Composition and Properties of Naples Yellow


Naples Yellow has a warm, yellow hue and is composed of lead, antimony, and oxygen. It is an opaque pigment with good covering power and dries slowly, making it ideal for blending and layering. However, Naples Yellow is toxic and can be harmful if ingested or inhaled, so proper safety precautions should be taken when handling it.

Uses of Naples Yellow

Naples Yellow is a versatile color that can be used in a variety of ways. It is often used to create flesh tones, as well as to warm up other colors. It is also a popular choice for landscape and still-life paintings, where it can be used to create the effect of sunlight or warm highlights.

Tips for Using Naples Yellow

If you are using Naples Yellow, there are a few tips that can help you achieve the best results:

Mix Naples Yellow with other colors to create a range of warm hues.
Use Naples Yellow sparingly, as it can overpower other colors if used in excess.
Be aware of the toxicity of Naples Yellow and take appropriate safety precautions when handling it.
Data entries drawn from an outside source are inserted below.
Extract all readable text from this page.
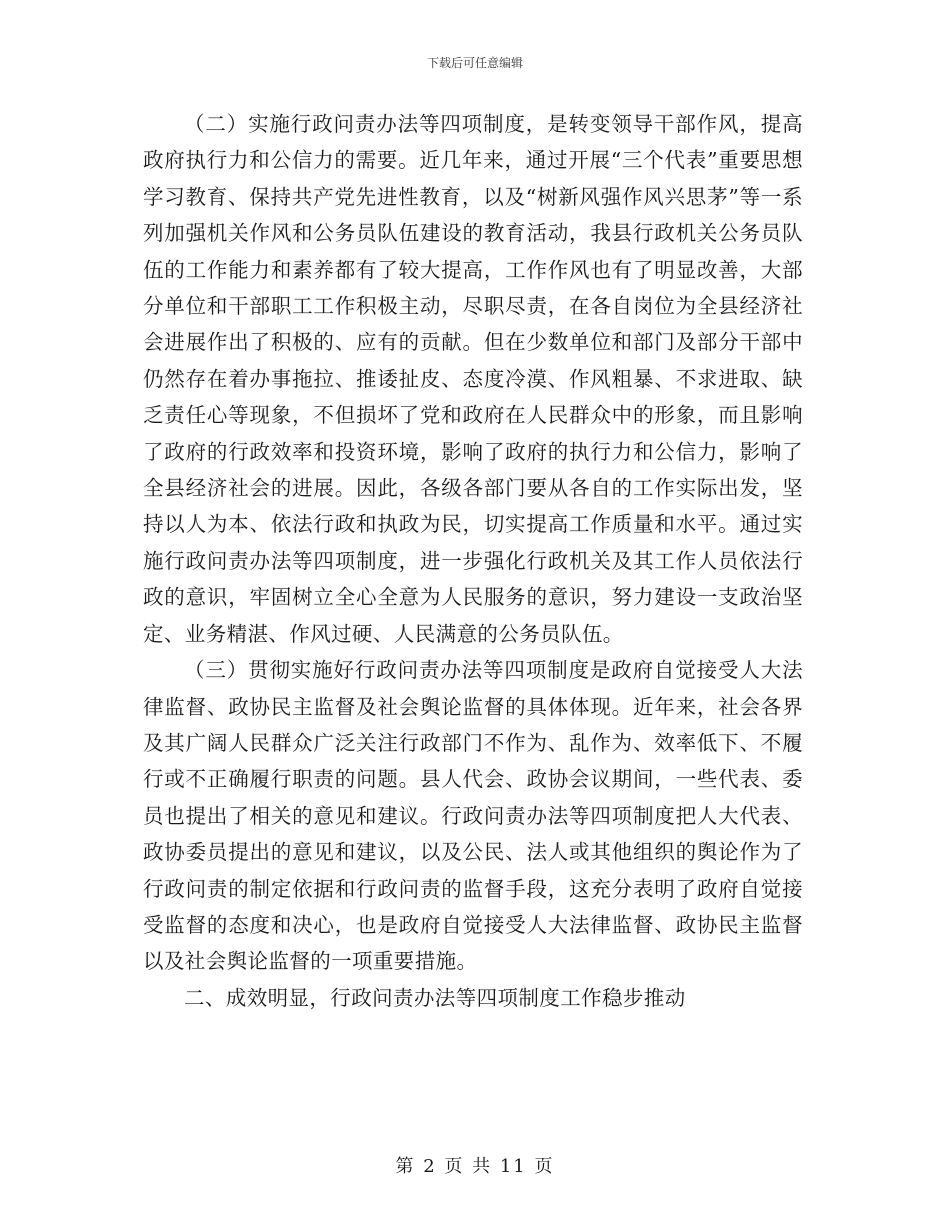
下载后可任意编辑

（二）实施行政问责办法等四项制度，是转变领导干部作风，提高政府执行力和公信力的需要。近几年来，通过开展“三个代表”重要思想学习教育、保持共产党先进性教育，以及“树新风强作风兴思茅”等一系列加强机关作风和公务员队伍建设的教育活动，我县行政机关公务员队伍的工作能力和素养都有了较大提高，工作作风也有了明显改善，大部分单位和干部职工工作积极主动，尽职尽责，在各自岗位为全县经济社会进展作出了积极的、应有的贡献。但在少数单位和部门及部分干部中仍然存在着办事拖拉、推诿扯皮、态度冷漠、作风粗暴、不求进取、缺乏责任心等现象，不但损坏了党和政府在人民群众中的形象，而且影响了政府的行政效率和投资环境，影响了政府的执行力和公信力，影响了全县经济社会的进展。因此，各级各部门要从各自的工作实际出发，坚持以人为本、依法行政和执政为民，切实提高工作质量和水平。通过实施行政问责办法等四项制度，进一步强化行政机关及其工作人员依法行政的意识，牢固树立全心全意为人民服务的意识，努力建设一支政治坚定、业务精湛、作风过硬、人民满意的公务员队伍。

（三）贯彻实施好行政问责办法等四项制度是政府自觉接受人大法律监督、政协民主监督及社会舆论监督的具体体现。近年来，社会各界及其广阔人民群众广泛关注行政部门不作为、乱作为、效率低下、不履行或不正确履行职责的问题。县人代会、政协会议期间，一些代表、委员也提出了相关的意见和建议。行政问责办法等四项制度把人大代表、政协委员提出的意见和建议，以及公民、法人或其他组织的舆论作为了行政问责的制定依据和行政问责的监督手段，这充分表明了政府自觉接受监督的态度和决心，也是政府自觉接受人大法律监督、政协民主监督以及社会舆论监督的一项重要措施。

二、成效明显，行政问责办法等四项制度工作稳步推动

第 2 页 共 11 页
Naples Yellow vs. Other Yellow Pigments

While Naples Yellow is a popular choice for artists, there are other yellow pigments available that may be more suitable for certain applications. For example, Cadmium Yellow is a brighter, more intense yellow that dries faster than Naples Yellow. Lemon Yellow is a cooler, more transparent yellow that is often used for highlights and glazes.


Naples Yellow is a classic artist oil color that has been used for centuries. It has a warm, yellow hue and is composed of lead, antimony, and oxygen. While it is a versatile color that can be used in a variety of ways, it is also toxic and requires proper safety precautions when handling. By following the tips outlined in this article, you can achieve the best results when using Naples Yellow in your paintings.
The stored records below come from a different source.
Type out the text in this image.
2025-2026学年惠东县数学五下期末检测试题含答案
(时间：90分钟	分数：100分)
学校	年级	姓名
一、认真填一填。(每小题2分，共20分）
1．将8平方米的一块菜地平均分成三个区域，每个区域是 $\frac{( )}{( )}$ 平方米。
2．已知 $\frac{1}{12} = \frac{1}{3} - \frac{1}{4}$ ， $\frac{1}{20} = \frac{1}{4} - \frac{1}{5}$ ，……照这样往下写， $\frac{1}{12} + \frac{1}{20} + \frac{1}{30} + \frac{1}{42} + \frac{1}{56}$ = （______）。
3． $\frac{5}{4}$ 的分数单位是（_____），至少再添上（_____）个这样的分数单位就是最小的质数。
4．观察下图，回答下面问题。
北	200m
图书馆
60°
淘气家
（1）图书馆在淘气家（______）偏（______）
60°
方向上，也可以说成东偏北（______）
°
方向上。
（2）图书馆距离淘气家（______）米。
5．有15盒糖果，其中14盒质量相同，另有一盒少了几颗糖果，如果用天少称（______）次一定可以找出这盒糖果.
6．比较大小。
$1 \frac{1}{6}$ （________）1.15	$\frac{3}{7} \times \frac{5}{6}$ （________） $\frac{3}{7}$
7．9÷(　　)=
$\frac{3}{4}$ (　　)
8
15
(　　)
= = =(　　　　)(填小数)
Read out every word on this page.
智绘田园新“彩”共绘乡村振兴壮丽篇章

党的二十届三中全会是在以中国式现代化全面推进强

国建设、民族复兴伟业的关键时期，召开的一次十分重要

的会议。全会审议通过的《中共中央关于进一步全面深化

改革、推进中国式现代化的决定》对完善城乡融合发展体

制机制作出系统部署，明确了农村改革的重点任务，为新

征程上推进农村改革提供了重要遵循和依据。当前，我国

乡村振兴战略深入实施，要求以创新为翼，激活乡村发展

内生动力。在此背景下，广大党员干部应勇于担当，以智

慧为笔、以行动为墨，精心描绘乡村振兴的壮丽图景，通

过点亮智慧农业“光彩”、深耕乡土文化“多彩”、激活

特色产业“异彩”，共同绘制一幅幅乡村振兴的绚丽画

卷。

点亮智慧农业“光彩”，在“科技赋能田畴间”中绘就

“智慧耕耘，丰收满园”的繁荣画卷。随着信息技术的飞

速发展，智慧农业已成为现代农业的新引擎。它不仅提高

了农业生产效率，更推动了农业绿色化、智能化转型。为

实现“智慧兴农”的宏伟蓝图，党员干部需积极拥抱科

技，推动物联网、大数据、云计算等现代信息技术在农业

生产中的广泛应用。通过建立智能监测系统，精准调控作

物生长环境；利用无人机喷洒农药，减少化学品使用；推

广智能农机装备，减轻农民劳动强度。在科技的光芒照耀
Is Naples Yellow still commonly used by artists today?
Yes, Naples Yellow is still a popular color among artists today.
Can Naples Yellow be used in watercolor or acrylic paint?
Naples Yellow is primarily used in oil paint, but it can also be used in watercolor and acrylic paint.
Is Naples Yellow safe to use?
Naples Yellow is toxic and can be harmful if ingested or inhaled. Proper safety precautions should be taken when handling it.
Can Naples Yellow be mixed with other colors?
Yes, Naples Yellow can be mixed with other colors to create a range of warm hues.
Are there any alternatives to Naples Yellow?
Yes, other yellow pigments such as Cadmium Yellow and Lemon Yellow can be used as alternatives to Naples Yellow.